Caring for community is bigger than medicine

By Erik Furlan

(April 11, 2017, LANHAM, Md.) For Doctors Community Hospital, “community” is the most important part of the name.

The hospital has evolved into a regional health care system including a skilled nursing and rehabilitation center, radiation therapy centers, an outpatient surgical facility, and satellite offices. But it doesn’t end there.

“It’s all about service,” said Doctors President Phil Down, “service to the community, service to each other and really being an integral part of our community, and that’s what we try to live and deliver every day.”

Doctors was founded on a core value of safety, excellence, respect, vision, innovation and compassion for everyone: SERVICE. Part of that service to the community is deploying two mobile vans as a “health care on wheels” program to provide preventive health care and screening services.

“The emphasis now is to get out with the people, interact with them, keep them healthy and help them with their health care, resulting in a healthier community,” Down said. “Healthcare has changed, with a focus of population health and a major emphasis to keep people healthy and out of the acute care hospitals.”

In partnership with the Prince George’s County Health Department, Doctors implemented an aggressive program of breast screening for women, taking the care to those who don’t have insurance or easy access to care.

“That partnership has helped get hundreds of women screened who wouldn’t have been screened… women who didn’t know they had cancer … in turn saving their lives. And I think that has been very powerful,” Down said.

Doctors Community Hospital runs a similar aggressive screening program for colorectal cancer, along with blood pressure monitoring and proactive diabetes testing. It has even hired more endocrinologists and diabetes educators.

“Through our vans and our clinics, all are making major impacts,” Down said.

Collaborative partnerships are instrumental in making those impacts. La Clinica del Pueblo primarily serves the Hispanic community, providing all levels of primary and specialty care to complete families. With a growing Hispanic population in the Washington, DC, suburbs, La Clinica was looking to come to Prince George’s County. Doctors was a natural fit.

“Anything they do, we’re their partner,” Down said. “We built the clinic, we’re in partnership down there with our physicians, their physicians … it’s just a tremendous success. We’re very proud to be working with them … taking care of the health needs of the Hispanic community in the region.”

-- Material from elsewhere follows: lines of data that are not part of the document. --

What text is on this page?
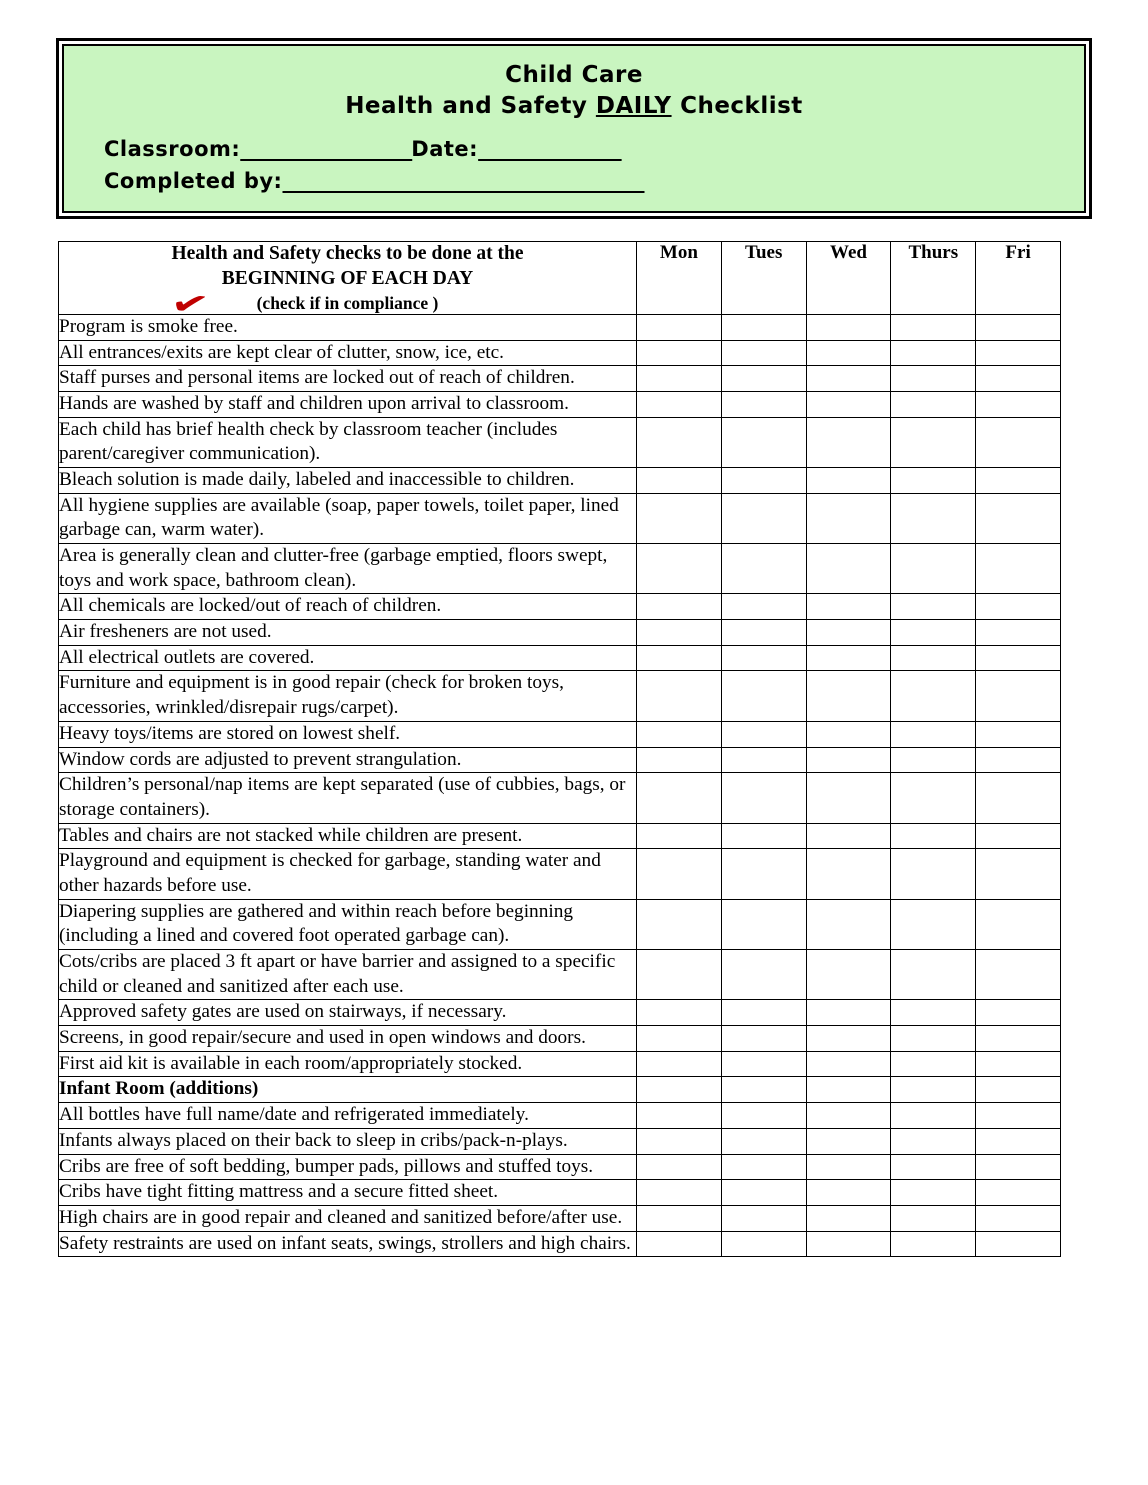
Child Care
Health and Safety DAILY Checklist
Classroom:__________________Date:_______________
Completed by:______________________________________
Health and Safety checks to be done at the
BEGINNING OF EACH DAY
(check if in compliance )
✔	Mon	Tues	Wed	Thurs	Fri
Program is smoke free.					
All entrances/exits are kept clear of clutter, snow, ice, etc.					
Staff purses and personal items are locked out of reach of children.					
Hands are washed by staff and children upon arrival to classroom.					
Each child has brief health check by classroom teacher (includes parent/caregiver communication).					
Bleach solution is made daily, labeled and inaccessible to children.					
All hygiene supplies are available (soap, paper towels, toilet paper, lined garbage can, warm water).					
Area is generally clean and clutter-free (garbage emptied, floors swept, toys and work space, bathroom clean).					
All chemicals are locked/out of reach of children.					
Air fresheners are not used.					
All electrical outlets are covered.					
Furniture and equipment is in good repair (check for broken toys, accessories, wrinkled/disrepair rugs/carpet).					
Heavy toys/items are stored on lowest shelf.					
Window cords are adjusted to prevent strangulation.					
Children’s personal/nap items are kept separated (use of cubbies, bags, or storage containers).					
Tables and chairs are not stacked while children are present.					
Playground and equipment is checked for garbage, standing water and other hazards before use.					
Diapering supplies are gathered and within reach before beginning (including a lined and covered foot operated garbage can).					
Cots/cribs are placed 3 ft apart or have barrier and assigned to a specific child or cleaned and sanitized after each use.					
Approved safety gates are used on stairways, if necessary.					
Screens, in good repair/secure and used in open windows and doors.					
First aid kit is available in each room/appropriately stocked.					
Infant Room (additions)					
All bottles have full name/date and refrigerated immediately.					
Infants always placed on their back to sleep in cribs/pack-n-plays.					
Cribs are free of soft bedding, bumper pads, pillows and stuffed toys.					
Cribs have tight fitting mattress and a secure fitted sheet.					
High chairs are in good repair and cleaned and sanitized before/after use.					
Safety restraints are used on infant seats, swings, strollers and high chairs.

A second partner, Catholic Charities, already had a presence in Prince George’s County, but many of their efforts were not directly health-related. Catholic Charities approached Doctors Community Hospital, and now they’re building a facility in Camp Springs, scheduled to open this summer.

Down says it’s harder to treat health issues effectively if the patient can’t afford medication or adequate food, so DCH partnered with Catholic Charities because of the non-health care community work the organization does. Now, social programs that were scattered in various facilities – from housing to employment to reintroducing into society those who have been incarcerated – all have been brought to the DCH grounds.

“They’re operating their facilities on our campus right now, and we’re very proud to be able to serve the whole person with the broad array of life issues that confront them,” Down said.

Serving the whole person and taking a holistic approach to population health show that service – and that founding principle of safety, excellence, respect, vision, innovation and compassion for everyone – still lives at the core of what DCH does each day.